Nous sommes donc ensemble à l’occasion de ce Challenge Michelet, qui mobilise les jeunes, la Protection Judiciaire de la Jeunesse (PJJ), l’association nationale Edmond MICHELET - Henry BAILLY, le directeur national de la PJJ, des directrices et des directeurs régionaux, tout le personnel de la PJJ, mais également des organisateurs. Ce Challenge, qui existe depuis une quarantaine d’années, associe des partenaires et la Mairie. Istres accueille pour la seconde fois ce Challenge. Plus de 300 jeunes relevant de la Protection Judiciaire de la Jeunesse, dont certains viennent de pays amis et voisins, comme la Belgique, se retrouvent pendant une semaine pour ces confrontations sportives. Il s’agit de célébrer le plus bel esprit du sport, le fair-play, le dépassement de soi, le respect de l’autre, le partage à travers les activités en équipe. Tout en respectant les autres, l’émulation doit être suffisamment forte pour aller au-delà de ses propres limites. Il s’agit de se rencontrer et de rencontrer d’autres partenaires, d’avoir d’autres expériences et d’être ouvert à d’autres métiers.

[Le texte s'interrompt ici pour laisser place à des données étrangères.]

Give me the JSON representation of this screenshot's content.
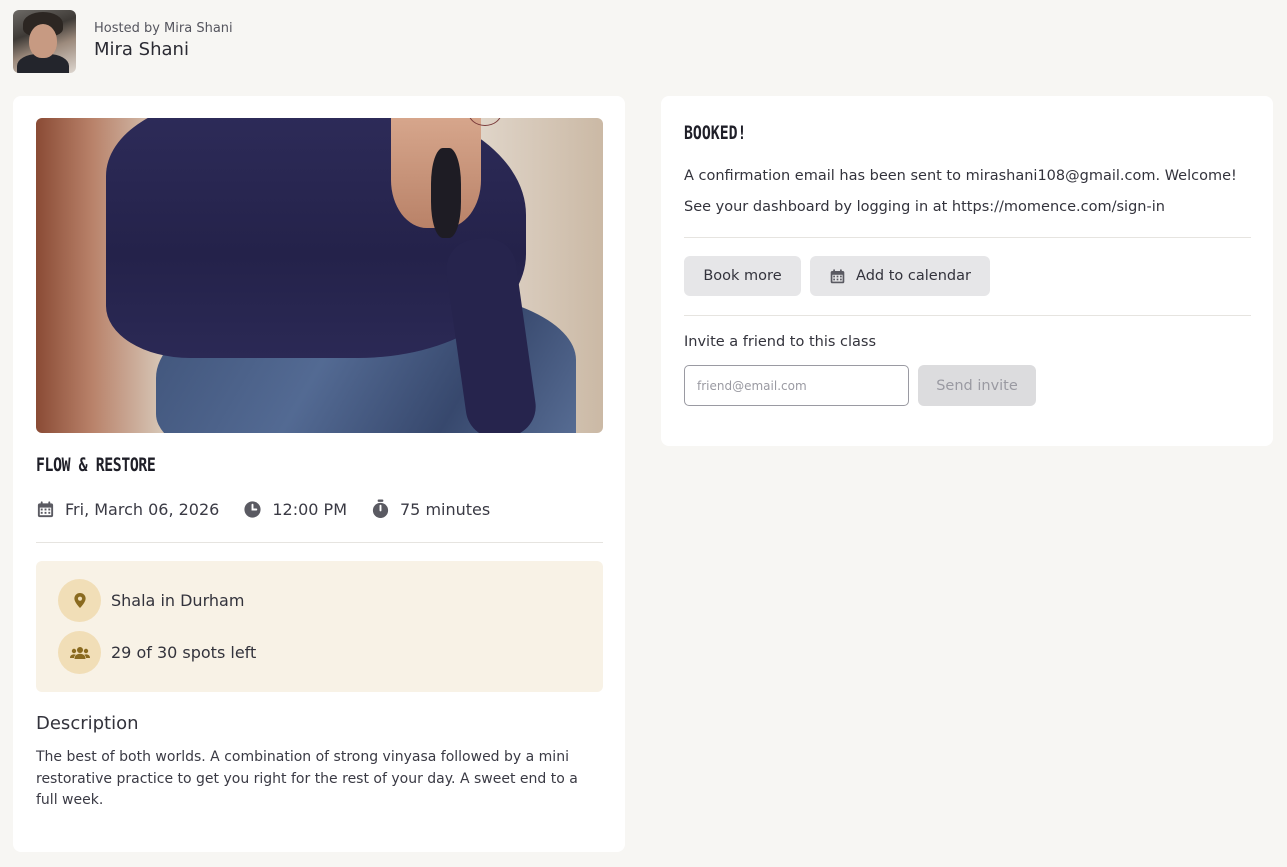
{
  "host": {
    "subtitle": "Hosted by Mira Shani",
    "name": "Mira Shani"
  },
  "class": {
    "title": "Flow & Restore",
    "date": "Fri, March 06, 2026",
    "time": "12:00 PM",
    "duration": "75 minutes",
    "location": "Shala in Durham",
    "spots": "29 of 30 spots left",
    "description_title": "Description",
    "description": "The best of both worlds. A combination of strong vinyasa followed by a mini restorative practice to get you right for the rest of your day. A sweet end to a full week."
  },
  "booking": {
    "title": "Booked!",
    "confirmation": "A confirmation email has been sent to mirashani108@gmail.com. Welcome!",
    "dashboard": "See your dashboard by logging in at https://momence.com/sign-in",
    "book_more": "Book more",
    "add_to_calendar": "Add to calendar"
  },
  "invite": {
    "label": "Invite a friend to this class",
    "placeholder": "friend@email.com",
    "send_label": "Send invite"
  },
  "colors": {
    "accent_gold": "#8a6a1f",
    "info_bg": "#f8f2e6",
    "icon_circle": "#f1deb7"
  }
}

Cette année, ce grand challenge a pour thématique, la solidarité et toutes les valeurs qu’elle implique : la cohésion, le souci de l’autre, la conscience que l’on n’est pas seul. Il faut être à la hauteur de sa présence dans la société, de sa présence au monde et être à la hauteur, bien entendu, de sa responsabilité vis-à-vis des autres.

Bien sûr, nous célébrons, ici, les valeurs de la résistance. Nous sommes sous la protection –  j’allais dire – de Jean MOULIN, figure mythique de la résistance intérieure, et de Félix ÉBOUÉ, figure emblématique de la résistance extérieure. Il y a à peine un peu plus d’une semaine, nous avons commémoré la victoire du 8 mai 1945, date à laquelle les armes se sont enfin tues en Europe. Nous avons commémoré la résistance, la lutte pour la liberté, pour l’égalité entre tous les hommes et toutes les femmes, pour la fraternité entre tous. Les valeurs de la République étaient enfin victorieuses de la barbarie, qui a entraîné la France, pendant cinq ans, dans la domination, l’Occupation, la collaboration, l’humiliation, la déportation et l’extermination. Dès les premiers temps de ces années de barbarie, des femmes et des hommes de ce pays ont dit « non ». Dès les premières années, ils se sont organisés, parfois individuellement, parfois avec quelques amis, puis, de plus en plus en réseau au côté du général De GAULLE. Son appel du 18 juin a permis le rassemblement des Français et de tous ceux vivant sur le territoire français et de l’Empire colonial, qui refusaient qu’une nation aussi lumineuse que la France puisse être éteinte sous la barbarie. Des femmes et des hommes se sont rassemblés dans les Forces Françaises Libres au côté du général De GAULLE et dans la résistance intérieure.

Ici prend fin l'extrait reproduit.